Son alrededor de las cinco de la tarde. La clase pública se retrasa unos minutos en la espera de quienes traen la llave, pedida al municipio, para hacer la bajada de luz y conectar el micrófono. A la brevedad, la profesora se presenta ante los más de 30 estudiantes de la Facultad de Ciencias Sociales sentados en ronda en el Paseo Jesús Mendía. Es el primer día de cursada de la cátedra de Fundamentos de Antropología. Mientras la docente introduce a los estudiantes en el recorrido temático del programa, vincula los temas con la situación actual. Un poco más lejos de la escena, hay padres y madres esperando a sus hijos e hijas salir de una escuela privada. En un momento, una niña con una bolsa de pochoclos en una mano y con la mano de su madre en la otra, se detiene alrededor de la ronda. La madre, le hace un sutil gesto de seguir caminando, pero la pequeña se sienta. La profesora, empieza a explicar el aporte antropológico para pensar los acontecimientos socioculturales. Señala que una de las máximas es “desnaturalizar el más común de los sentidos y preguntarse si lo que está dado fue siempre así”. También afirma que esta forma en la que está dada la situación actual no es la única ni la mejor y que la reflexión interdisciplinar de las carreras que ofrece la universidad pública es fundamental para proponer otras formas de vinculación. “Lo veo como un acto positivo: mostrarle a la sociedad lo que son las clases de la universidad, algo que mucha gente no tiene la posibilidad o que nunca fue a la facultad, poder ver lo que se está dictando. Mejor manera de salir a la calle no veo.

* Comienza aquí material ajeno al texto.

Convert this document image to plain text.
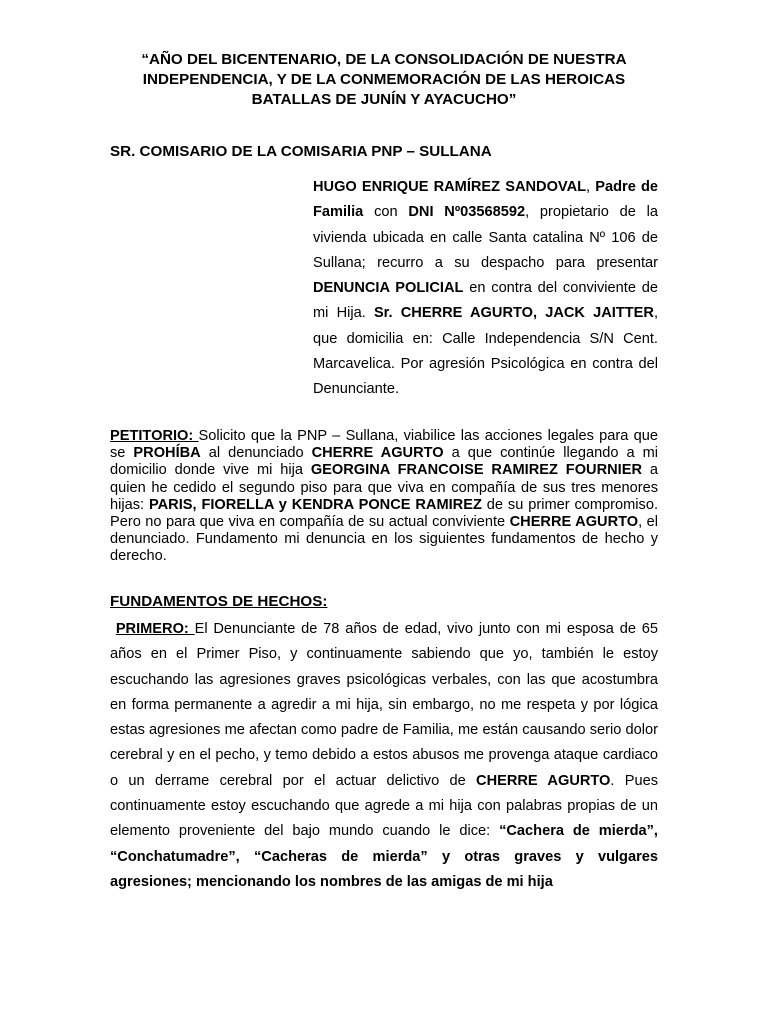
“AÑO DEL BICENTENARIO, DE LA CONSOLIDACIÓN DE NUESTRA
INDEPENDENCIA, Y DE LA CONMEMORACIÓN DE LAS HEROICAS
BATALLAS DE JUNÍN Y AYACUCHO”
SR. COMISARIO DE LA COMISARIA PNP – SULLANA
HUGO ENRIQUE RAMÍREZ SANDOVAL, Padre de Familia con DNI Nº03568592, propietario de la vivienda ubicada en calle Santa catalina Nº 106 de Sullana; recurro a su despacho para presentar DENUNCIA POLICIAL en contra del conviviente de mi Hija. Sr. CHERRE AGURTO, JACK JAITTER, que domicilia en: Calle Independencia S/N Cent. Marcavelica. Por agresión Psicológica en contra del Denunciante.
PETITORIO: Solicito que la PNP – Sullana, viabilice las acciones legales para que se PROHÍBA al denunciado CHERRE AGURTO a que continúe llegando a mi domicilio donde vive mi hija GEORGINA FRANCOISE RAMIREZ FOURNIER a quien he cedido el segundo piso para que viva en compañía de sus tres menores hijas: PARIS, FIORELLA y KENDRA PONCE RAMIREZ de su primer compromiso. Pero no para que viva en compañía de su actual conviviente CHERRE AGURTO, el denunciado. Fundamento mi denuncia en los siguientes fundamentos de hecho y derecho.
FUNDAMENTOS DE HECHOS:
PRIMERO: El Denunciante de 78 años de edad, vivo junto con mi esposa de 65 años en el Primer Piso, y continuamente sabiendo que yo, también le estoy escuchando las agresiones graves psicológicas verbales, con las que acostumbra en forma permanente a agredir a mi hija, sin embargo, no me respeta y por lógica estas agresiones me afectan como padre de Familia, me están causando serio dolor cerebral y en el pecho, y temo debido a estos abusos me provenga ataque cardiaco o un derrame cerebral por el actuar delictivo de CHERRE AGURTO. Pues continuamente estoy escuchando que agrede a mi hija con palabras propias de un elemento proveniente del bajo mundo cuando le dice: “Cachera de mierda”, “Conchatumadre”, “Cacheras de mierda” y otras graves y vulgares agresiones; mencionando los nombres de las amigas de mi hija
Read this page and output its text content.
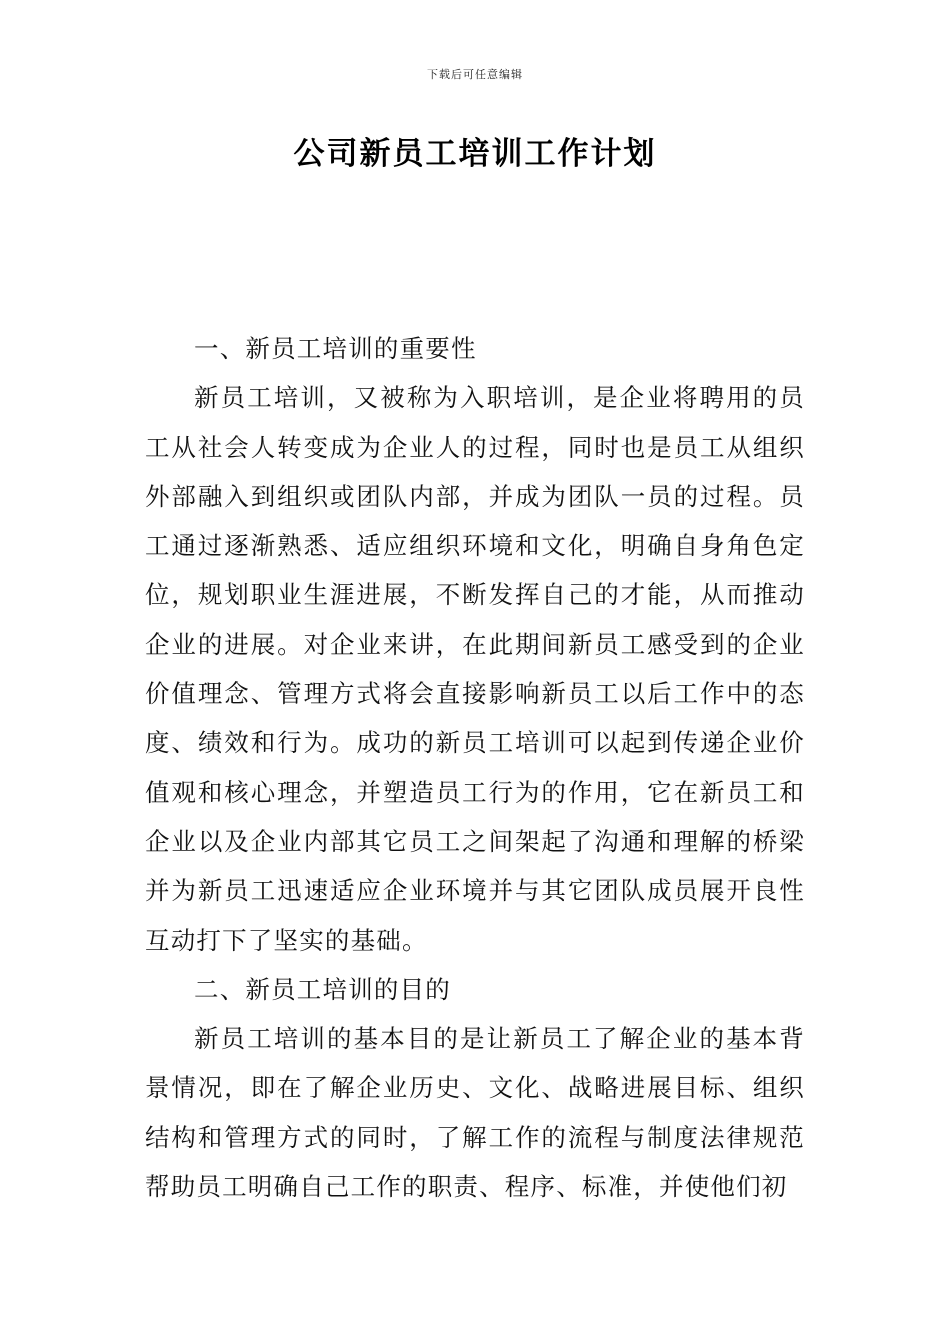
下载后可任意编辑
公司新员工培训工作计划

一、新员工培训的重要性

新员工培训，又被称为入职培训，是企业将聘用的员工从社会人转变成为企业人的过程，同时也是员工从组织外部融入到组织或团队内部，并成为团队一员的过程。员工通过逐渐熟悉、适应组织环境和文化，明确自身角色定位，规划职业生涯进展，不断发挥自己的才能，从而推动企业的进展。对企业来讲，在此期间新员工感受到的企业价值理念、管理方式将会直接影响新员工以后工作中的态度、绩效和行为。成功的新员工培训可以起到传递企业价值观和核心理念，并塑造员工行为的作用，它在新员工和企业以及企业内部其它员工之间架起了沟通和理解的桥梁并为新员工迅速适应企业环境并与其它团队成员展开良性互动打下了坚实的基础。

二、新员工培训的目的

新员工培训的基本目的是让新员工了解企业的基本背景情况，即在了解企业历史、文化、战略进展目标、组织结构和管理方式的同时，了解工作的流程与制度法律规范帮助员工明确自己工作的职责、程序、标准，并使他们初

La ubicación fue bien elegida: frente a la Municipalidad, por ende está hablando de un contexto político que concierne a la clase pública porque la clase deja de ser un diálogo profesor-estudiante para pasar a ser un contexto político con la sociedad” reflexiona Simón, quién tuvo que regresar desde Buenos Aires por cuestiones económicas y decidió seguir estudiando en Olavarría.

Parar o no parar

Otra cuestión presente en los debates fue la legitimidad o no del paro. En tiempos en donde desde el poder se invierte el sentido de los discursos y se posiciona a los docentes como vaciadores de la educación, desde las reflexiones quedaron en claro que el paro no tiene el sentido de ser algo inactivo sino que es una instancia donde puede ponerse en común qué pasa y qué posibilidades de trabajo en conjunto existen. “Lo que el paro nos convoca es a reflexionar para pensar esta realidad que construimos todos, esta sociedad eligió esto y lo construimos entre todos. Me parece que la educación pública tiene mucha responsabilidad de hacerlo, de lo contrario ¿quién lo haría? En mi caso me siento convocada en honrar a la educación pública a la que accedí, no solamente en términos de futuro sino de pasado. Utilizo esta oportunidad para honrar los espacios por los que pude transitar gracias a la existencia de la educación pública”, explica Rosana Sosa, docente de la Facultad de Ciencias Sociales, quien además fue primera generación de su familia en terminar estudios superiores. En este sentido, llevar una clase a un espacio público tiene la particularidad de visibilizar qué es lo que se hace cuando se trabaja en la educación pública.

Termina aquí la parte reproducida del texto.